Sunday, August 4, 2013

Making totally rad hi-top sneakers even better with a hidden wedge heel

I love the hidden heel sneaker trend.  I have a small passion for sneakers.  I seem to tend more towards sporty looks in my clothing choices, but I don't want to look butch (just a personal preference, not a knock).  Enter the hi-top sneaker.  On the shelf (or virtual shelf) I love these things.  So sporty.  So throwback.  Love them.  But on my stubby legs, they don't do anything for me.  Enter the hidden wedge heel masquerading as a hi-top sneaker and I am sold.  These babies lengthen legs, but aren't fussy.  Not to mention they are much more comfortable than your basic pump, or even most wedge sandals.  For me, when wearing heels, it's not really the height that worries me.  I derive my comfort from knowing I won't fall out of them.

So I currently own these two babies:

I love that the pair on the left, some rip-off Isabel Marant's, are skater-inspired and perfectly conceal the heel.  The Padua Wedges from Jeffrey Campbell on the other hand are daintier, and the cutouts and stitching inform people that there is a heel there.

And I also own this pair of Solar Tart Hi-Tops from Pastry's:

I love these shoes, but they hit me at the wrong part of my leg and make me look even stubbier and thicker than I am.  I reasoned that their bulky shape could accommodate a heel, so I gathered these supplies:

All I had to buy was some Foamular insulation foam from Home Depot, I had everything else.  A 2' x 2' x 1" piece was on sale for $5.39.

First, I pulled an insole out and laid it on the foam top down, so the widest part was traced.  Next, I marked off two points, one just behind the ball of the foot and one just behind the forward foot pad on the outside of the foot as shown (luckily my insoles had special blue reinforcements for the footpad that I was able to use as a guide):

Then I traced the back of the foot and connected the dots:

And cut the piece out.  This is where things get messy.  I did a quick cut with a drywall knife knowing these didn't need to look great.  I cut out three more of these, and glued two pair so I had enough for a two inch heel.  This was all the shoe could comfortably accommodate.  I used yellow glue, but you might want to do hot glue or foam adhesive.  Yellow glues dries very slowly when used on this foam, but it did eventually get there.  I would say it took an hour (twice as long as the bottle says).  I labeled the two stacks left and right on the bottoms, then I used a wedge heel with about the right toe-to-heel elevation change to mark off a profile:

(The top of the wedge is facing left here)

To cut the profile, I used my Olfa utility knife (probably my most used tool), with a fresh blade for each wedge.  Foam really dulls blades.  I wonder if you can get a cleaner cut with a soldiering iron, I know that's one of the best ways to cut upholstery type foam, but I am not sure about this denser insulation grade stuff.
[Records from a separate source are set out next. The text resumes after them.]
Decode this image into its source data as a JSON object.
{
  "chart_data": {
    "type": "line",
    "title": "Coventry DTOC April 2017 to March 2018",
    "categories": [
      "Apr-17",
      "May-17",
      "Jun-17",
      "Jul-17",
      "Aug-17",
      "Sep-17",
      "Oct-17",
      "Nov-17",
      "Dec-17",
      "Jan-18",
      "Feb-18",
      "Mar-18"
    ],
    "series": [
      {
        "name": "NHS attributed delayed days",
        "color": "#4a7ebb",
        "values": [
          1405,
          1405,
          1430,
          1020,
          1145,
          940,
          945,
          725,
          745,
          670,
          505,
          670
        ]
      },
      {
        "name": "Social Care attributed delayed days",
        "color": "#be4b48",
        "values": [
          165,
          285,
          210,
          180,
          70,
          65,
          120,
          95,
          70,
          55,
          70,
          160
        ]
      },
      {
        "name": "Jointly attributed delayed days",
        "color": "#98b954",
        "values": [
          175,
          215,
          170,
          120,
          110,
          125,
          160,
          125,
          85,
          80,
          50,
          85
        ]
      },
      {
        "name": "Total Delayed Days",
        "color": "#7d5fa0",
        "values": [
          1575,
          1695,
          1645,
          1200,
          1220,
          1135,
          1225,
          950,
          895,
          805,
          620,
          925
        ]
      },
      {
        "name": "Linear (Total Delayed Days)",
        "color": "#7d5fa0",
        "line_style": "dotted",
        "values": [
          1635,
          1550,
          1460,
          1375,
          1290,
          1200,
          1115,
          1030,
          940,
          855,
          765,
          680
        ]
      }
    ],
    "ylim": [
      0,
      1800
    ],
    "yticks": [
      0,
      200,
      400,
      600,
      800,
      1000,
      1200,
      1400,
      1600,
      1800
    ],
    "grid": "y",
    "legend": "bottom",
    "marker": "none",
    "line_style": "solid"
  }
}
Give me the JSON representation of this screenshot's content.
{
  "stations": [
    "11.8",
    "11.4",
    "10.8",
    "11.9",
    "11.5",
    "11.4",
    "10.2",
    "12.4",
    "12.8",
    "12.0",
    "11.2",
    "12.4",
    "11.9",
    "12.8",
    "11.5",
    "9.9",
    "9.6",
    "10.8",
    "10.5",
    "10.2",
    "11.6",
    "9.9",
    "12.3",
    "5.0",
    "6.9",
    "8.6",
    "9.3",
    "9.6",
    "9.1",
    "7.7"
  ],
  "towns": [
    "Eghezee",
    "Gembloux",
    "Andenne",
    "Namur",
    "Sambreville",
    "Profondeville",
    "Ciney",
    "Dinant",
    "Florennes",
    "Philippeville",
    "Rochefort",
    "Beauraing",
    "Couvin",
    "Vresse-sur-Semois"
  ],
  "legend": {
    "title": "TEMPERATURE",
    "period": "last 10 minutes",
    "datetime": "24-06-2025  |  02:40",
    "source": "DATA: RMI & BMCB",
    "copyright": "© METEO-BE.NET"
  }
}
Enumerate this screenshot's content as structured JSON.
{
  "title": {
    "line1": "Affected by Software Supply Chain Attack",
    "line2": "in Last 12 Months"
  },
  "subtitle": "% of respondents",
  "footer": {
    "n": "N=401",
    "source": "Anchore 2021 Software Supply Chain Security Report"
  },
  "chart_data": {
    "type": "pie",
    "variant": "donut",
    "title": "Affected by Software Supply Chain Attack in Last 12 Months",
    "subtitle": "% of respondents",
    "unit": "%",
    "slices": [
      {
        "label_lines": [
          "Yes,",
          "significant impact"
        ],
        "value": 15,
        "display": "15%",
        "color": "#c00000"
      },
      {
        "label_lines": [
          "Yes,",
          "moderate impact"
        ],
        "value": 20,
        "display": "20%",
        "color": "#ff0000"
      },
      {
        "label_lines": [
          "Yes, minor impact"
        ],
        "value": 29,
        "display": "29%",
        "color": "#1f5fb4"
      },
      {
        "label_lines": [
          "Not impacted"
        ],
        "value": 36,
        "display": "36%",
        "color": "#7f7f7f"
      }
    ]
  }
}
After the profile was done, I had to shave down the bottom to match the hell cup of the shoe.  I retraced the insole on the bottom of the wedge, this time with the opposite insole, sole to sole.  So, to mark off the right wedge, I turned it over and laid the left insole bottom side down on the bottom of the wedge, lining the lip of the sole up with the edge of the wedge.  Then I traced around the point of contact with my marker.  The rest of the carving was completed by examining the insole and inside of the shoe.

(See what I mean about the mess?)

I pressed the foam into the heels of the shoes (after loosening the laces) and slid the insoles in over top (and got sick of taking pictures).  Here is the before followed by the after:

(Before)                                                                    (After)

I now love where the shoes hit me, and I also like how the tongue stands up more in the heeled version.  Pretty cool that this cost less than $5 dollars and only took two hours time including glue up.